Chissà se - come a qualche buon amico del premier Renzi prima del decreto sulle Popolari - all'orecchio del presidente della Camera, Laura Boldrini, era giunta qualche vocina sulla mossa che Mediaset stava preparando su RayWay. "L'insider" da parte della terza carica dello Stato - se c'è stato - è stato comunque giocato tutto in politica: alzando in tutta fretta del filo spinato istituzionale attorno a viale Mazzini, evidentemente utile  contro le intenzioni sia del premier che del Cavaliere. Ma a conti fatti l'Opa sulle torri Rai rischia di essere più insidiosa del decreto ventilato dal governo per riformare la tv di Stato: prova ne è, ad esempio, lo strillo mattutino di Repubblica.it. 
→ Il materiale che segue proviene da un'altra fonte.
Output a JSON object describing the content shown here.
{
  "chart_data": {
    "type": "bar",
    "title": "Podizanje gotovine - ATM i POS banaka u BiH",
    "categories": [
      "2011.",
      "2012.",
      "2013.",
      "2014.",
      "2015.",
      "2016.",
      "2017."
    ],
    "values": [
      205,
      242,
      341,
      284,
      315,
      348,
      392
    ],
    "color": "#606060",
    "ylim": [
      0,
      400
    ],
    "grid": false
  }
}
"Accesso garantito a tutti gli operatori": è questo che ha colpito (positivamente...) il giornale-azienda-partito di Carlo De Benedetti, storico arcirivale politico-editoriale di Silvio Berlusconi . E se "i titoli corrono a Piazza Affari", Repubblica non menziona affatto la prima presa di posizione del segretario Pd della Vigilanza Rai, Marco Anzaldi. Un'Opa "incomprensibile" per Anzaldi, che cita i vincoli posti dal decreto di privatizzazione di RaiWay. Una difesa di estrema debolezza sostanziale nel momento in cui il premier - e segretario del Pd - vuole cambiare gli assetti dell'intero gruppo pubblico. 
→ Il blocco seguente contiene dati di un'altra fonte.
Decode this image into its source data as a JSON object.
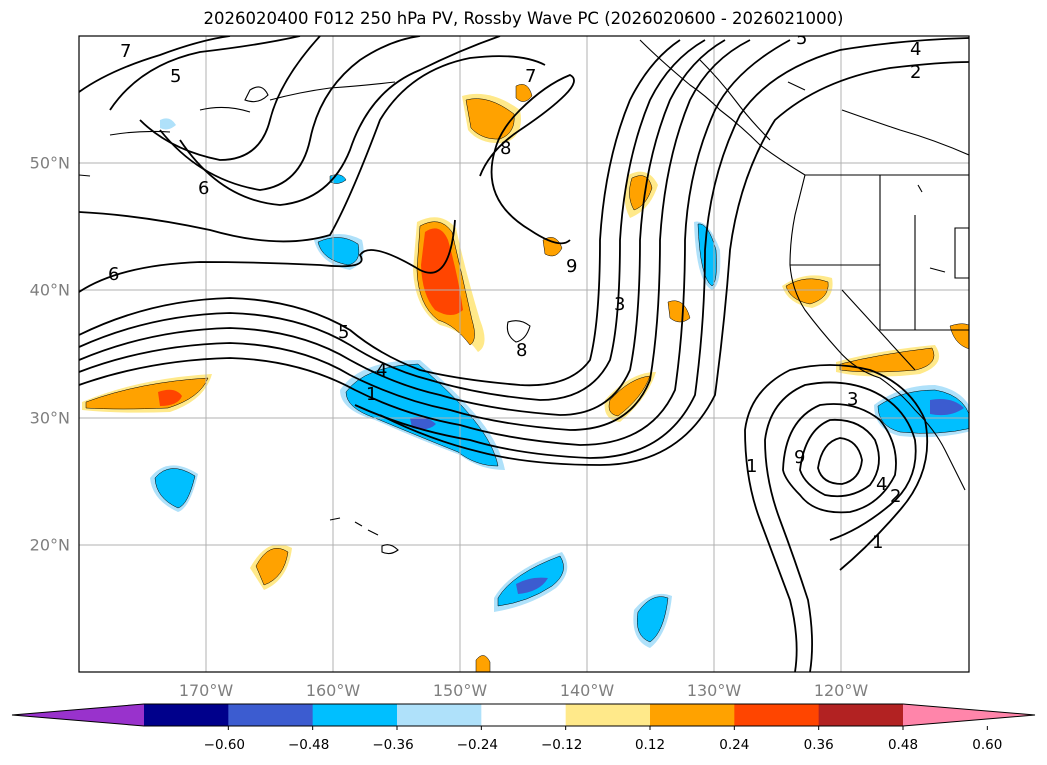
{
  "title": "2026020400 F012 250 hPa PV, Rossby Wave PC (2026020600 - 2026021000)",
  "latitude_labels": [
    "50°N",
    "40°N",
    "30°N",
    "20°N"
  ],
  "longitude_labels": [
    "170°W",
    "160°W",
    "150°W",
    "140°W",
    "130°W",
    "120°W"
  ],
  "map_extent": {
    "lon_min": -180,
    "lon_max": -110,
    "lat_min": 10,
    "lat_max": 60
  },
  "colorbar": {
    "ticks": [
      "-0.60",
      "-0.48",
      "-0.36",
      "-0.24",
      "-0.12",
      "0.12",
      "0.24",
      "0.36",
      "0.48",
      "0.60"
    ],
    "colors": [
      "#9932cc",
      "#00008b",
      "#3c5cd0",
      "#00bfff",
      "#afe1fa",
      "#ffffff",
      "#ffe98a",
      "#ffa200",
      "#ff4500",
      "#b22222",
      "#ff85aa"
    ],
    "extend": "both"
  },
  "contour_labels": [
    "7",
    "5",
    "6",
    "6",
    "8",
    "7",
    "9",
    "3",
    "8",
    "5",
    "4",
    "1",
    "3",
    "9",
    "1",
    "4",
    "2",
    "1",
    "5",
    "4",
    "2"
  ],
  "colors": {
    "contour": "#000000",
    "coast": "#000000",
    "grid": "#b0b0b0",
    "axis_label": "#7f7f7f"
  }
}
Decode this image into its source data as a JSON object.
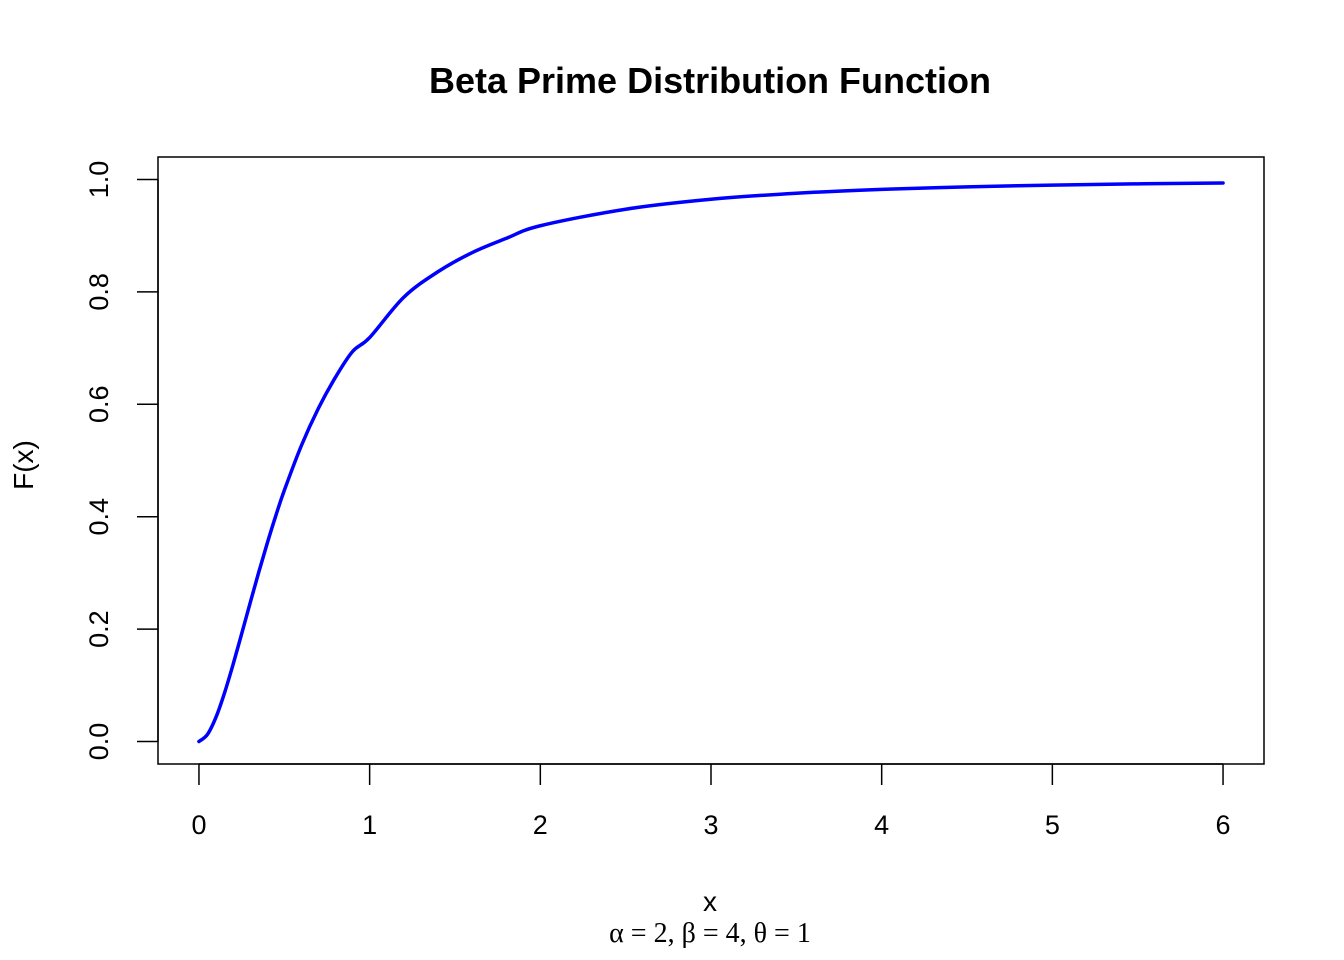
{
  "chart_data": {
    "type": "line",
    "title": "Beta Prime Distribution Function",
    "xlabel": "x",
    "ylabel": "F(x)",
    "subtitle": "α = 2, β = 4, θ = 1",
    "xlim": [
      -0.24,
      6.24
    ],
    "ylim": [
      -0.04,
      1.04
    ],
    "x_ticks": [
      0,
      1,
      2,
      3,
      4,
      5,
      6
    ],
    "y_ticks": [
      0.0,
      0.2,
      0.4,
      0.6,
      0.8,
      1.0
    ],
    "x_tick_labels": [
      "0",
      "1",
      "2",
      "3",
      "4",
      "5",
      "6"
    ],
    "y_tick_labels": [
      "0.0",
      "0.2",
      "0.4",
      "0.6",
      "0.8",
      "1.0"
    ],
    "grid": false,
    "series": [
      {
        "color": "#0000ff",
        "x": [
          0,
          0.05,
          0.1,
          0.15,
          0.2,
          0.25,
          0.3,
          0.35,
          0.4,
          0.45,
          0.5,
          0.6,
          0.7,
          0.8,
          0.9,
          1.0,
          1.2,
          1.4,
          1.6,
          1.8,
          2.0,
          2.5,
          3.0,
          3.5,
          4.0,
          4.5,
          5.0,
          5.5,
          6.0
        ],
        "y": [
          0.0,
          0.0128,
          0.0435,
          0.0867,
          0.1372,
          0.1915,
          0.2467,
          0.3009,
          0.3528,
          0.4016,
          0.4468,
          0.5265,
          0.593,
          0.6482,
          0.6939,
          0.7188,
          0.7905,
          0.8358,
          0.8698,
          0.8952,
          0.9177,
          0.9471,
          0.9648,
          0.9755,
          0.9824,
          0.9869,
          0.99,
          0.9922,
          0.9938
        ]
      }
    ]
  }
}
Ma come avviene da almeno un quarto di secolo anche in Italia, il mercato si è mosso prima: e perpetra sicuramente un'anomalia italiana il fatto che "il mercato" sia tuttora rappresentato da un tre volte ex premier, tuttora leader dell'opposizione e titolare di un duopolio. Ma è anche vero che il premier e capo della maggioranza di centrosinistra è il primo che vuole superare l'attuale "regime tv": e l'imprenditore Berlusconi (che certamente non è invecchiato come il politico) ne sta traendo conseguenze veloci. Con quello smalto che - trent'anni fa - lo portò a battere sul campo la concorrenza di Rizzoli, "vecchia Mondadori" (alleata di Repubblica), e Rusconi ben prima di trincerarsi nel duopolio con il "decreto Craxi", antesignano dell'attuale "legge Gasparri".

Nel merito, la concentrazione fra "torri" Mediaset (Ei) e rete Rai ha forte senso industriale (e non va persa di vista la dismissione delle torri Telecom). È quasi certo che dietro a Mediaset vi siano grandi investitori istituzionali o anche industriali: ad esempio, i fondi di private equity già interessati alle stesse torri Ei. Non è neppure escluso il coinvolgimento di grandi broadcaster: il mercato, il governo e il parlamento hanno il diritto di essere informati in dettaglio sulle strategie di Mediaset. E il Tesoro, azionista di Rai, ha il dovere di tutelare al meglio il suo investimento.